Why Would al-Shabaab Target Turkey?

Global Challenges Counter-extremism

Why Would al-Shabaab Target Turkey?

Posted on: 18th December 2015
Mubaraz Ahmed
Senior Analyst

The Turkish national police recently issued a warning across the country's 81 provinces about a potential al-Shabaab  attack on Turkish soil, according to local media reports. Turkey is no stranger to terror attacks, but why would the Somalia-based al-Qaeda affiliate target Turkey?

Muslim majority Turkey certainly seems to have hit a nerve when it comes to al-Shabaab. Following a car bombing by the group that targeted a Turkish delegation in Somalia in January 2015, al-Shabaab's spokesman Sheikh Ali  Mohamud  Raage named Turkey one of the group's targets. Moreover, he said Turkey was the "biggest enemy of Muslims."

Turkey-Somalia ties pose  a serious threat to al-Shabaab's  existence  on two fronts: They put both the group's  ability to operate and its  religious foundation at risk.

The flourishing relationship was given a fresh push in 2011, when Turkish President  Recep  Tayyip  Erdogan  visited Somalia  with his family and cabinet ministers when he was still prime minister. It was the first such visit by a non-African leader in two decades. At the time, Erdogan stressed Ankara's commitment to not abandoning "their Muslim brothers and sisters." Far from abandoning them, Turkey has maintained its commitment to Somalia with investment and development activities to this day.

Ties between Turkey and Somalia hurt al-Shabaab  on two fronts.

The two countries have cooperated in visible, high-profile projects such as hospitals and the development of the capital Mogadishu's airport. Not only are they strengthening Somali infrastructure, they are bolstering the government. Turkish operators have replaced competing militias in controlling some of Somalia's lucrative ports, where 55 per cent of the revenue  goes into the Somali government's coffers.

Strengthened infrastructure and regular revenue make for a stronger Somali government, and a stronger Somali government is more likely to be able to provide stability and security to it citizens.  Rebuilding key infrastructure, creating jobs, and generating wealth, Turkey has undermined al-Shabaab's  exploitation of poverty to attract recruits.

Further, al-Shabaab has built authority by claiming to be the only 'legitimate' (read non-corrupt or hypocritical) Islamic movement in Somalia. Turkey's work there undermines that claim. Turkey's Directorate of Religious Affairs, the Diyanet, has been funding mosque-building projects in a number  of countries, including Somalia. Building mosques gives Turkey a platform to promote itself as a legitimate and authentic religious authority. It also gives it an opening to promote Turkey's vision of Islam as part of a functioning democratic state.

When Mehmet  Gormez, the head of the  Diyanet,  received a delegation from the Union of Muslim Scholars of Somalia, he spoke about the importance of eradicating poverty as a means to eradicate the malice fuelling extremism in the country. He pledged to "help our scholars in Africa."

Gormez' comments suggest Turkey is making efforts to counter both the poverty-related push factors that help extremist groups like al-Shabaab  flourish, as well as the more ideological aspects of the group's thinking. While other regional Muslim powers like Egypt and Saudi Arabia have often ignored or neglected Somalia, possibly a reason for the prevalence of the  foreign-based  Salafi-Jihadi group al-Qaeda in that country, Turkey seems to be the only partner willing to engage with the African state.  Of course, while this engagement helps Somalia fight al-Shabaab, it helps Turkey spread its 'brand' of Islam.

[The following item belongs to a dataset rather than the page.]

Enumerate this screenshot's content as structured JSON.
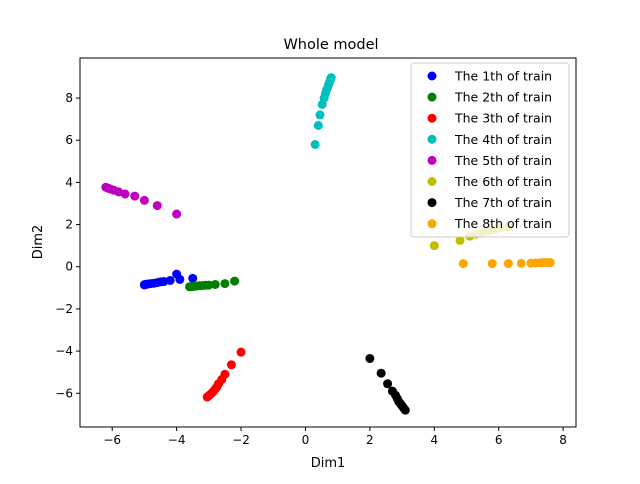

No doubt Turkey has helped alleviate some of Somalia's troubles with aid; it gave over a billion dollars of humanitarian aid in 2012 alone. The longer-term aspirations of Turkey, however, are linked to economic opportunities in the African state. Access to Somalia's oil reserves is undoubtedly on Turkey's list, with Turkish firms exploring opportunities in that sector. Somalia has also become a major trading partner for Turkish exports. These jumped from $2.1 billion in 2003 to over $10 billion in 2013.  Without the necessary infrastructure, trade is at risk. In the long-term, Turkish investment in Somali infrastructure will benefit both nations, but Somalia would benefit from putting the relationship on a more equal footing.

Still, as far as Somalia is concerned Turkey is not only investing billions and working to eradicate poverty, it is helping restore stability and security to a country where three generations  have grown up not knowing peace. But for al-Shabaab, Turkey is an unwelcome  visitor, hampering recruitment efforts and helping the government fight the group. It seems unsurprising, then, that Turkey has become a major enemy.